Rust, the survival game that is notoriously difficult for new players, has released its February 2021 update with its new softcore game mode. With softcore servers, players who are new to the game benefit from some key changes that give them a better chance at surviving and learning to play. Among other things, the softcore mode includes safe zones for respawning.

Vanilla Rust servers are ‘hardcore’ servers; you spawn naked on a beach where the odds are high that you’ll be quickly killed before you can start harvesting materials and getting supplies to make your own base. The softcore game mode isn’t too different, but there are some tweaks to help you get a head start.

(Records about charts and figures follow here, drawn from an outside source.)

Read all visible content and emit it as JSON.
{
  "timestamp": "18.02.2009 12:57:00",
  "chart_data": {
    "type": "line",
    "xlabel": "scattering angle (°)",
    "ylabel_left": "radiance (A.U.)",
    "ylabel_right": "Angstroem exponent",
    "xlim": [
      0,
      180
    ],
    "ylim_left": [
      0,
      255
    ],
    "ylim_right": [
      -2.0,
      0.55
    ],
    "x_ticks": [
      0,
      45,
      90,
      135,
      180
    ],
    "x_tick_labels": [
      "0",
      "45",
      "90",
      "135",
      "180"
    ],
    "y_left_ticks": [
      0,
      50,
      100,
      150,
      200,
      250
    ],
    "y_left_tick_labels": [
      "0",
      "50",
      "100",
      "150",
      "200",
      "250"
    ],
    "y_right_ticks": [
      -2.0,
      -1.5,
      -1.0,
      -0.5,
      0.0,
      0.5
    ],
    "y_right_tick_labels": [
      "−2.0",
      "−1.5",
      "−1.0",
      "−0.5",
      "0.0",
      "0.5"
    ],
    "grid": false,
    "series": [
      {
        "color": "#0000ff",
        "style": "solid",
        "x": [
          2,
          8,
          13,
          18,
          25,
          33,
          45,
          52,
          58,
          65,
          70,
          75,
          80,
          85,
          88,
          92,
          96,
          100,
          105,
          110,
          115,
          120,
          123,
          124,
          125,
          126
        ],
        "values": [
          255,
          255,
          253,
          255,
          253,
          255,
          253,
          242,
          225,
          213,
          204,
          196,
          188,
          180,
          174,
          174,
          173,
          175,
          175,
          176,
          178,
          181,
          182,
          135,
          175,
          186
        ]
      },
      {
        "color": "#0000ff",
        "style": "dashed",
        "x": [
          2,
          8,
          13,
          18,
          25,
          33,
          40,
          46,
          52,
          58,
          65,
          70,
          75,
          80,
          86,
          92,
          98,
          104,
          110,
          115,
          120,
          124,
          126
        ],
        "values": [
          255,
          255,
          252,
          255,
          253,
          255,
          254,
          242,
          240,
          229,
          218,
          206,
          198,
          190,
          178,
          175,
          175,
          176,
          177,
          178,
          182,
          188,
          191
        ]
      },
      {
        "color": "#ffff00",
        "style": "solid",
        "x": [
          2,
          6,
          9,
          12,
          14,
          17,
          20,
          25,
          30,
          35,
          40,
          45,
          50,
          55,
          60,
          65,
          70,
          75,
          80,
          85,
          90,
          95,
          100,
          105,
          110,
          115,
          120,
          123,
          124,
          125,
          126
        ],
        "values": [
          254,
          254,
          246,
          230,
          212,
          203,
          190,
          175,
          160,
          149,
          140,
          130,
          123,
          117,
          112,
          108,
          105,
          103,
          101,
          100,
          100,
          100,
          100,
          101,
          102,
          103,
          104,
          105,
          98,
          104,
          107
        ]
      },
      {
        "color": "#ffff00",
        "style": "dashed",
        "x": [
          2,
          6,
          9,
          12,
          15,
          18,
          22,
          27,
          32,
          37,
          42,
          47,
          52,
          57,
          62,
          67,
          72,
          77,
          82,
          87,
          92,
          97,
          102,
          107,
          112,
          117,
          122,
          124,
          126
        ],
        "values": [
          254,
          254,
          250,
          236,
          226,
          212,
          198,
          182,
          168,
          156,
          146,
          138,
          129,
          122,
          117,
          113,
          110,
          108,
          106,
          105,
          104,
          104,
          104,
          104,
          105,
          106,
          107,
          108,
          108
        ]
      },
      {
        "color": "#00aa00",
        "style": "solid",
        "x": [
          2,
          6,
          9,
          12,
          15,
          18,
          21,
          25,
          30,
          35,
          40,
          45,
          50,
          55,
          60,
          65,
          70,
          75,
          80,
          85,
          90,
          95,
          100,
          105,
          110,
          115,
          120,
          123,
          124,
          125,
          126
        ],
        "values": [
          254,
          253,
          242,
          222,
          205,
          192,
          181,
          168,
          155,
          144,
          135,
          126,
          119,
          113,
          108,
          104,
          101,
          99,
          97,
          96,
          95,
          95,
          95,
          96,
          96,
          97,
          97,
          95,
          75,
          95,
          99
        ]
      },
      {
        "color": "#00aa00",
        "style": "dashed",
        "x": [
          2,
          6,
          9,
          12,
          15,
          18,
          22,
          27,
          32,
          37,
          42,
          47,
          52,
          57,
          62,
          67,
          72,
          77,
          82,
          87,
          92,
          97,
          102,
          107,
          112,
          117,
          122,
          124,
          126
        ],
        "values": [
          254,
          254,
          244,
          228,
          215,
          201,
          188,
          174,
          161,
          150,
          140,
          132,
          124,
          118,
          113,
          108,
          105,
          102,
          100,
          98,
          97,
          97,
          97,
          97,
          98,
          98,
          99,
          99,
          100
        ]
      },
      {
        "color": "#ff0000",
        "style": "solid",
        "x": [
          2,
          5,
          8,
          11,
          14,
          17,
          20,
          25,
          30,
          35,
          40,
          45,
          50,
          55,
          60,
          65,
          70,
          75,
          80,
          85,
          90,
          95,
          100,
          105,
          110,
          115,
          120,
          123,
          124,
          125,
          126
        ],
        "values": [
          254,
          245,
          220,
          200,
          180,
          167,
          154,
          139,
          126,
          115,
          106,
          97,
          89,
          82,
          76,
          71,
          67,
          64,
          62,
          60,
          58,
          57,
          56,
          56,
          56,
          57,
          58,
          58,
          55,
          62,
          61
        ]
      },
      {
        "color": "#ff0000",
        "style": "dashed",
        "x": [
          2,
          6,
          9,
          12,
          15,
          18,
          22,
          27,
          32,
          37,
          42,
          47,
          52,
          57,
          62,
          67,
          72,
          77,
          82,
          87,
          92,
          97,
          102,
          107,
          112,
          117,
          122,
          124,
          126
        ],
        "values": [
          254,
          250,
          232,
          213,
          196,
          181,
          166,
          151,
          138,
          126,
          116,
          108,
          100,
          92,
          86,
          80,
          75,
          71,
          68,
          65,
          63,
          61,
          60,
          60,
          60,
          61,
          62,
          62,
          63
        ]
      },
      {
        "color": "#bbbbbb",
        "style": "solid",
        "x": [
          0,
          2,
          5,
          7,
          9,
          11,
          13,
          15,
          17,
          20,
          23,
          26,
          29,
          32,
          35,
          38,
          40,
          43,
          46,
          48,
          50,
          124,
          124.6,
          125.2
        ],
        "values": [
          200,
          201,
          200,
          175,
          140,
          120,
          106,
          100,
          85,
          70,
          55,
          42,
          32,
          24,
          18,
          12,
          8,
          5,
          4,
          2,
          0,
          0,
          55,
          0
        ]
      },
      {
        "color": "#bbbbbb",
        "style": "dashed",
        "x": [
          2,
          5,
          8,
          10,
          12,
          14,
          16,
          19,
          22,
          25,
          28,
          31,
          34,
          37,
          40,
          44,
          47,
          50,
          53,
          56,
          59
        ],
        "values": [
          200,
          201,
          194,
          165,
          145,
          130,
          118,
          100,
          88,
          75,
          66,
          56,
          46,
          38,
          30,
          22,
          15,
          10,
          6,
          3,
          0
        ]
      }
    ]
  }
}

These servers only let players view the content of wounded players, plus the maximum team size is limited to four people. Assuming the player isn’t flagged as hostile, they can also spawn at the Outpost and Bandit Town safe zones whenever they’d like.

Assuming you are killed, you’ll be able to get half your items back at a reclaim terminal (above) or at the spot where you died. The Rust team describes the 10 new softcore servers as ‘a good starting place for a more casual mode,’ one that will see improvements in the future.

In addition, this update also brings Marketplaces to the Outpost and Bandit Camp monuments. With these vending machines, players can open a terminal and place an order for different items, which are then delivered using a drone. This is a tricky option: though you can get the items you need, it can also take up to five minutes for the drone to arrive.